A welcome feature of The Contagion Next Time is its emphasis on values: compassion, the pursuit of social and economic justice, and understanding that health is a public good. Would politicians exercising compassion readily make the decisions that consign children to being raised in poverty? On social and economic justice, Galea quotes Martin Luther King: “We have deluded ourselves into believing the myth that capitalism grew and prospered out of the Protestant ethic of hard work and sacrifice.
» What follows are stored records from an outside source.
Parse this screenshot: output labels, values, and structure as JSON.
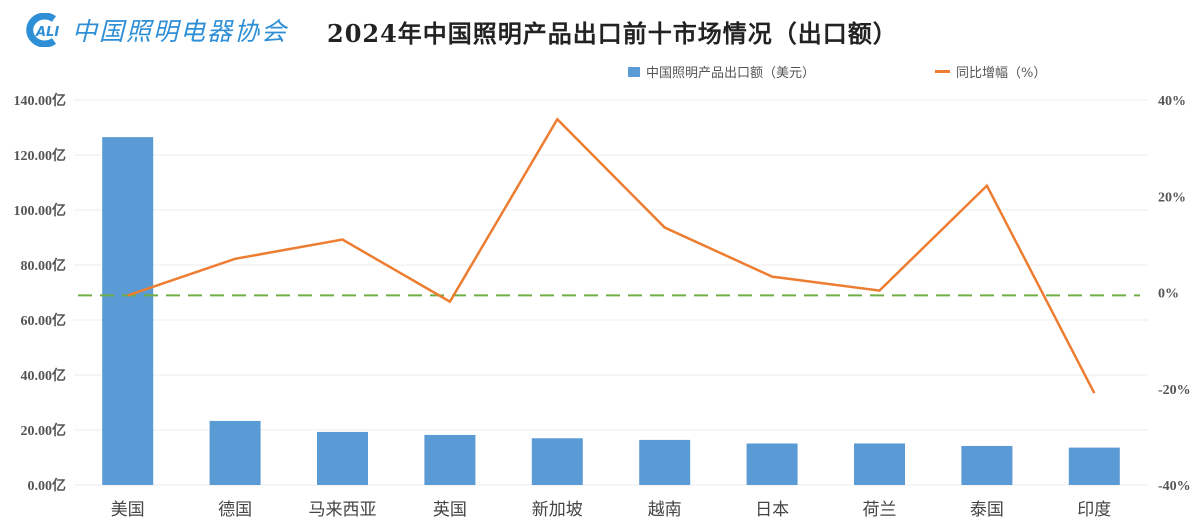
{
  "header": {
    "logo_mark": "CALI",
    "logo_text": "中国照明电器协会",
    "title": "2024年中国照明产品出口前十市场情况（出口额）"
  },
  "legend": {
    "bar_label": "中国照明产品出口额（美元）",
    "line_label": "同比增幅（%）"
  },
  "colors": {
    "bar": "#5b9bd5",
    "line": "#ed7d31",
    "reference_line": "#70ad47",
    "gridline": "#ececec",
    "logo": "#2f8fd6"
  },
  "chart_data": {
    "type": "bar+line",
    "title": "2024年中国照明产品出口前十市场情况（出口额）",
    "xlabel": "",
    "ylabel": "",
    "categories": [
      "美国",
      "德国",
      "马来西亚",
      "英国",
      "新加坡",
      "越南",
      "日本",
      "荷兰",
      "泰国",
      "印度"
    ],
    "series": [
      {
        "name": "中国照明产品出口额（美元）",
        "type": "bar",
        "axis": "left",
        "unit": "亿",
        "values": [
          126.5,
          23.3,
          19.3,
          18.2,
          17.0,
          16.4,
          15.1,
          15.1,
          14.2,
          13.6
        ]
      },
      {
        "name": "同比增幅（%）",
        "type": "line",
        "axis": "right",
        "unit": "%",
        "values": [
          -0.6,
          7.0,
          11.0,
          -1.9,
          36.0,
          13.5,
          3.3,
          0.4,
          22.2,
          -20.9
        ]
      }
    ],
    "reference_line": {
      "axis": "right",
      "value": -0.6,
      "style": "dashed"
    },
    "left_axis": {
      "ylim": [
        0,
        140
      ],
      "ticks": [
        0,
        20,
        40,
        60,
        80,
        100,
        120,
        140
      ],
      "tick_labels": [
        "0.00亿",
        "20.00亿",
        "40.00亿",
        "60.00亿",
        "80.00亿",
        "100.00亿",
        "120.00亿",
        "140.00亿"
      ]
    },
    "right_axis": {
      "ylim": [
        -40,
        40
      ],
      "ticks": [
        -40,
        -20,
        0,
        20,
        40
      ],
      "tick_labels": [
        "-40%",
        "-20%",
        "0%",
        "20%",
        "40%"
      ]
    },
    "grid": true,
    "legend_position": "top"
  }
}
The fact is that capitalism was built on the exploitation of the poor—both black and white, both here and abroad.” More prosaically, it is a focus on justice that led my colleagues and me at the UCL Institute of Health Equity to label our own prescription for a post-COVID future, Build Back Fairer.7
Hilary Cooper and Simon Szreter, in After the Virus, conduct an historically informed inquiry into what society should look like after the pandemic.8 They write that the Elizabethan poor laws in England in 1601 formed the first welfare state, based on collectivist-individualism: universal provision of a social safety net and, over time, collective provision of education and other essentials that provided the conditions for individuals to flourish. That could form a credo, consistent with Galea’s argument. To create a fairer distribution of health now, and prepare for future shocks, we need the social commitment to creating the conditions in which all individuals can flourish.
CONFLICTS OF INTEREST
The author has no conflicts of interest to declare.